Trump Pecat Mike Waltz Gara-gara Berbicara dengan Netanyahu tanpa Koordinasi

Presiden AS Donald Trump memecat Penasihat Keamanan Nasionalnya Mike Waltz karena koordinasi yang tidak sah dengan Perdana Menteri Israel Benjamin Netanyahu mengenai potensi tindakan militer terhadap Iran.
Menurut pejabat senior pemerintah yang berbicara kepada The Washington Post (WaPo), Waltz terlibat dalam serangkaian diskusi pribadi dengan Netanyahu mengenai kemungkinan serangan terhadap fasilitas nuklir Iran.
Percakapan ini dilaporkan terjadi tanpa sepengetahuan atau persetujuan Trump dan dipandang oleh beberapa orang di Gedung Putih sebagai upaya disengaja mengalihkan pemerintahan ke arah tindakan militer terhadap Iran.
Waktu komunikasi Waltz dengan Netanyahu, hanya beberapa minggu sebelum kunjungan perdana menteri Israel ke Washington pada bulan Februari, menarik perhatian di kalangan lingkaran dalam Trump.

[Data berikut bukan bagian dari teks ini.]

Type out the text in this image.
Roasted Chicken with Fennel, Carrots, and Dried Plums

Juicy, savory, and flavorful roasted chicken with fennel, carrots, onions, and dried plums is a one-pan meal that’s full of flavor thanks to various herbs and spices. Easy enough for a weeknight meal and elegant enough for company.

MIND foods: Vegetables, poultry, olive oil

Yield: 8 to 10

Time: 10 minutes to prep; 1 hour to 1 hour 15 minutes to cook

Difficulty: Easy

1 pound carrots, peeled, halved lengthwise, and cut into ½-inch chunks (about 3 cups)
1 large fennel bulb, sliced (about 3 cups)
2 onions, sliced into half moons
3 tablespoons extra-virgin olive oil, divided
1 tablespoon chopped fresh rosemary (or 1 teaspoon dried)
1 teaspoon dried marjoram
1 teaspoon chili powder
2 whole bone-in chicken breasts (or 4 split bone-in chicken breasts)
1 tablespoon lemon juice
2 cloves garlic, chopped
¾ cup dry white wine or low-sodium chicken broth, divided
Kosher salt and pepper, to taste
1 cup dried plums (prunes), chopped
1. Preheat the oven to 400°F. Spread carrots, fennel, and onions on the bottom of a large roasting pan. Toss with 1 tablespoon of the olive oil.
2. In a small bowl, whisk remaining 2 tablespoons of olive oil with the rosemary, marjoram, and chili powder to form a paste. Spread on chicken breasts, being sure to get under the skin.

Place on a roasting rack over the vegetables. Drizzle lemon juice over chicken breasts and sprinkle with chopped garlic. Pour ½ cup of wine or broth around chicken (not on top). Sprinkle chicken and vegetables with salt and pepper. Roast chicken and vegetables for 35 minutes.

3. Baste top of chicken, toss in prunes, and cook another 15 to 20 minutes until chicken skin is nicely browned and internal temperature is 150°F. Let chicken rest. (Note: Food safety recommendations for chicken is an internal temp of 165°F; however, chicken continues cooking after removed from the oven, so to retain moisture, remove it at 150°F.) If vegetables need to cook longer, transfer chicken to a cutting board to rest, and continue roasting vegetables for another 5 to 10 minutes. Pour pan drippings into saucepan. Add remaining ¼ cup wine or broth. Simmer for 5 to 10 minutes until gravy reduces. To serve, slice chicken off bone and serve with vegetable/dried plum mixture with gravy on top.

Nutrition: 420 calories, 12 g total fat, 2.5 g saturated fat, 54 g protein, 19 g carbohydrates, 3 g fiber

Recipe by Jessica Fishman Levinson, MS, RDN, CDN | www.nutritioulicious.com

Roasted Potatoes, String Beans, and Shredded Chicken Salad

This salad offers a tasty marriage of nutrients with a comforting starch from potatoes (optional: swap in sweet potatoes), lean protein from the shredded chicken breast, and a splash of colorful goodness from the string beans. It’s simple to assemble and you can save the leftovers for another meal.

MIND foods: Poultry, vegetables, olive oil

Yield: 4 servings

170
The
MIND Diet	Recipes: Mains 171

Sumber mengatakan Waltz bahkan sampai membahas skenario operasional dan koordinasi intelijen dengan mitranya dari Israel—langkah yang secara langsung bertentangan dengan preferensi Trump terhadap pendekatan terukur serta mengutamakan diplomasi.
“Waltz ingin membawa kebijakan AS ke arah yang tidak disukai Trump karena AS belum mencoba solusi diplomatik,” menurut sumber yang berbicara kepada WaPo. “Hal itu sampai ke Trump dan presiden tidak senang dengan hal itu,” imbuh mereka.
Insiden ini juga memunculkan pertanyaan tentang Israel dan beberapa anggota pemerintahan Trump yang secara rahasia berupaya menggagalkan negosiasi saat ini antara Iran dan AS mengenai kesepakatan nuklir baru.
Dampaknya diperparah oleh apa yang kemudian dikenal sebagai insiden “Signalgate”, di mana Waltz secara keliru memasukkan seorang jurnalis ke dalam obrolan grup yang membahas masalah keamanan sangat sensitif. Meskipun tidak ada materi rahasia yang bocor, pelanggaran protokol semakin mengikis kepercayaan Trump terhadap kepala keamanan nasionalnya.
Setelah terjadinya kontroversi tersebut, Trump mencopot Waltz dari jabatannya tetapi pada saat yang sama menominasikannya untuk menjabat sebagai Duta Besar AS untuk Perserikatan Bangsa-Bangsa (PBB). Ini memicu spekulasi bahwa penugasan kembali ini lebih bertujuan untuk menahan diri daripada menghukum.
Sementara itu, Menteri Luar Negeri Marco Rubio telah ditunjuk sebagai Penjabat Penasihat Keamanan Nasional, menandai konsentrasi penting otoritas kebijakan luar negeri.
Pemerintah Israel secara resmi membantah adanya koordinasi mendalam dengan Waltz, dan menggambarkan interaksi mereka terbatas pada pertukaran diplomatik standar. Namun, orang dalam mengklaim bahwa Netanyahu dan Waltz memiliki rasa urgensi yang sama mengenai lintasan nuklir Iran, dan hal ini mungkin telah mendorong penyelarasan tidak resmi tersebut.
Pemecatan Waltz menggarisbawahi ketegangan yang lebih luas dalam pemerintahan mengenai kebijakan terhadap Iran dan perluasan kemampuan nuklirnya. Beberapa pejabat menganjurkan tekanan berkelanjutan dan tindakan rahasia, sementara yang lain, termasuk Trump, dilaporkan tetap waspada untuk melibatkan AS dalam konflik Timur Tengah lainnya.
Beberapa analis percaya bahwa mereka yang mendukung agresi lebih mementingkan keinginan Israel daripada AS. Banyak orang menganggap ini bertentangan dengan apa yang disebut kebijakan luar negeri Trump “America First”.
Saat Gedung Putih merombak tim kebijakan luar negerinya, pertanyaan tetap ada tentang sejauh mana diplomasi jalur belakang Waltz dan dampak jangka panjangnya terhadap hubungan AS-Israel serta strategi pemerintah terkait Iran.
Dengan meningkatnya ketegangan di kawasan tersebut, Gedung Putih diperkirakan akan mengklarifikasi posisinya dalam beberapa minggu mendatang terkait kunjungan yang direncanakan Presiden Trump ke Timur Tengah akhir bulan ini.